Mao, un demi-siècle plus tard (2)

Le territoire libéré de Yenan n’était pas un simple refuge pour les guérilleros communistes fuyant le KMT. C’est arrivé bientôt. Sous la direction de Mao, Yenan est devenue à court terme un territoire sûr, vaste, libre et souverain, libéré par la guérilla paysanne de plus en plus importante et forte du peuple chinois promue par le PCC sous la direction de Mao. Il n’y a plus eu d’opérations d’encerclement et d’anéantissement du KMT réactionnaire et meurtrier contre les héros de la Longue Marche, auxquelles s’ajoutaient chaque jour de nouvelles masses paysannes prêtes à se battre. Yenan a été transformée par Mao et le PCC en un territoire libre dans lequel des écoles, des hôpitaux, des centres de formation politique et culturelle et, surtout, des espaces et des abris militaires ont été construits sous terre et surtout en surface, pour former de nouveaux combattants équipés de armes et expérience de combat. Yenan fut ainsi le premier espace expansif, militaire, politique et culturel de la nouvelle Chine, son noyau fondateur. Et c’était donc à la fois un symbole et un organe central de cette nouvelle Chine libre et souveraine en pleine croissance, désireuse de gagner et convaincue qu’avec sa force croissante et sa lutte inlassable, elle y parviendrait.

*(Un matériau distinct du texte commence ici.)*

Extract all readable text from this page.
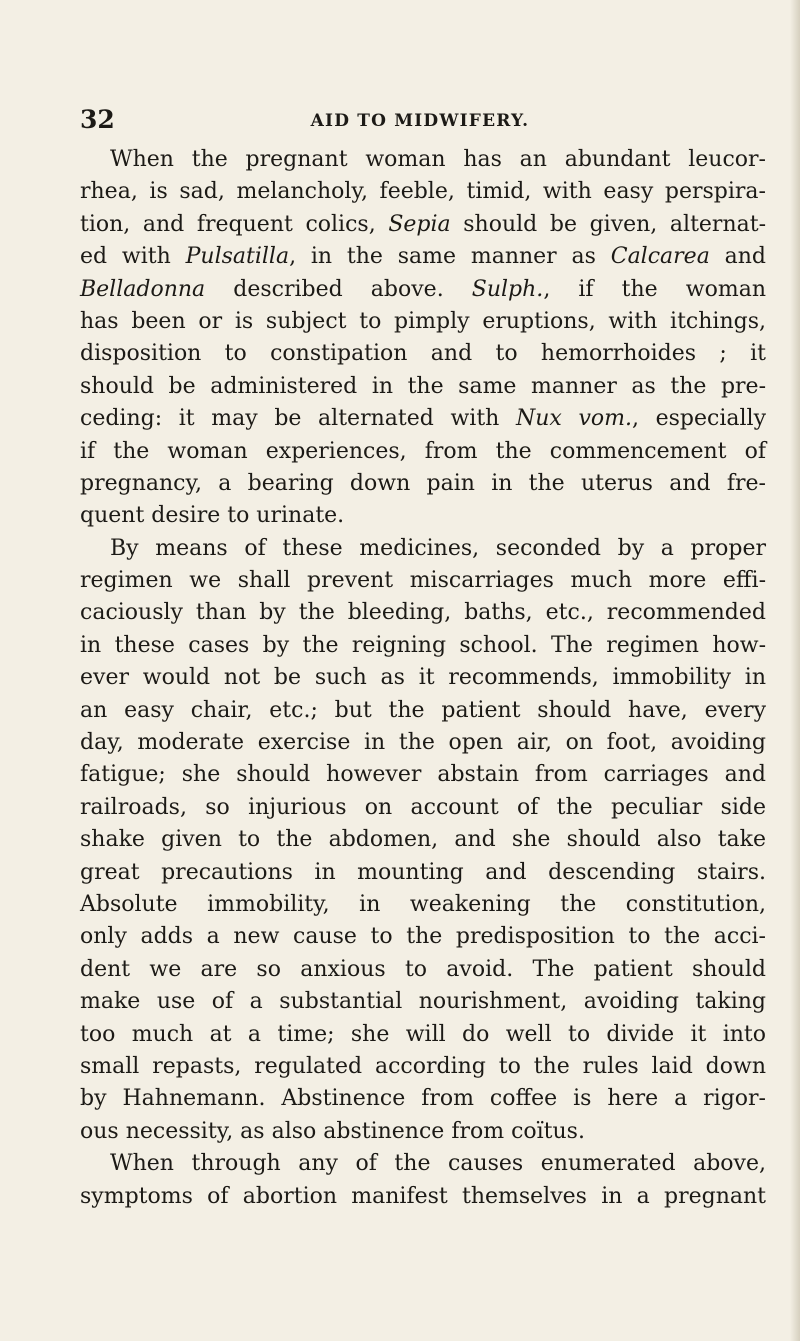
32	AID TO MIDWIFERY.
When the pregnant woman has an abundant leucor-
rhea, is sad, melancholy, feeble, timid, with easy perspira-
tion, and frequent colics, Sepia should be given, alternat-
ed with Pulsatilla, in the same manner as Calcarea and
Belladonna described above. Sulph., if the woman
has been or is subject to pimply eruptions, with itchings,
disposition to constipation and to hemorrhoides ; it
should be administered in the same manner as the pre-
ceding: it may be alternated with Nux vom., especially
if the woman experiences, from the commencement of
pregnancy, a bearing down pain in the uterus and fre-
quent desire to urinate.
By means of these medicines, seconded by a proper
regimen we shall prevent miscarriages much more effi-
caciously than by the bleeding, baths, etc., recommended
in these cases by the reigning school. The regimen how-
ever would not be such as it recommends, immobility in
an easy chair, etc.; but the patient should have, every
day, moderate exercise in the open air, on foot, avoiding
fatigue; she should however abstain from carriages and
railroads, so injurious on account of the peculiar side
shake given to the abdomen, and she should also take
great precautions in mounting and descending stairs.
Absolute immobility, in weakening the constitution,
only adds a new cause to the predisposition to the acci-
dent we are so anxious to avoid. The patient should
make use of a substantial nourishment, avoiding taking
too much at a time; she will do well to divide it into
small repasts, regulated according to the rules laid down
by Hahnemann. Abstinence from coffee is here a rigor-
ous necessity, as also abstinence from coïtus.
When through any of the causes enumerated above,
symptoms of abortion manifest themselves in a pregnant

Et dans ce contexte difficile mais favorable du milieu des années 1930, deux événements transcendantaux se sont également produits qui ont rendu ce contexte encore plus favorable, et ont donné une plus grande ampleur à leur lutte et une plus grande ampleur à leur espoir. La principale est la publication en 1938, et son immense impact immédiat, du livre Étoile rouge sur la Chine(étoile rouge sur la Chine), œuvre du célèbre écrivain américain Edgard Snow. L’ouvrage de Snow, qui s’est rapidement répandu en Asie, en Europe et aux États-Unis, est la première analyse sérieuse et approfondie faite par un écrivain occidental de renom sur la situation en Chine et plus particulièrement sur le mouvement révolutionnaire chinois et le rôle des guérilleros paysans convertis. en une armée populaire combative. Mais c’est surtout une approche globalement favorable qui montre que la guérilla paysanne dirigée par Mao n’est pas composée, comme le disait le QMT, de bandits, mais de courageux patriotes qui luttent pour l’indépendance de leur patrie parce qu’ils veulent qu’elle soit enfin une Chine égalitaire, libre et souveraine. Mais le livre de Snow culmine également avec le premier entretien avec Mao, un entretien frais et naturel dans lequel il parle pleinement de ses luttes, de ses idées, de ses réalisations et de ses projets. Et cet autoportrait sincère et libre de Mao commença bientôt à se répandre à travers le monde. Le résultat est que la vision qui se réalise de cette lutte et de son leader change en sa faveur et s’enrichit complètement.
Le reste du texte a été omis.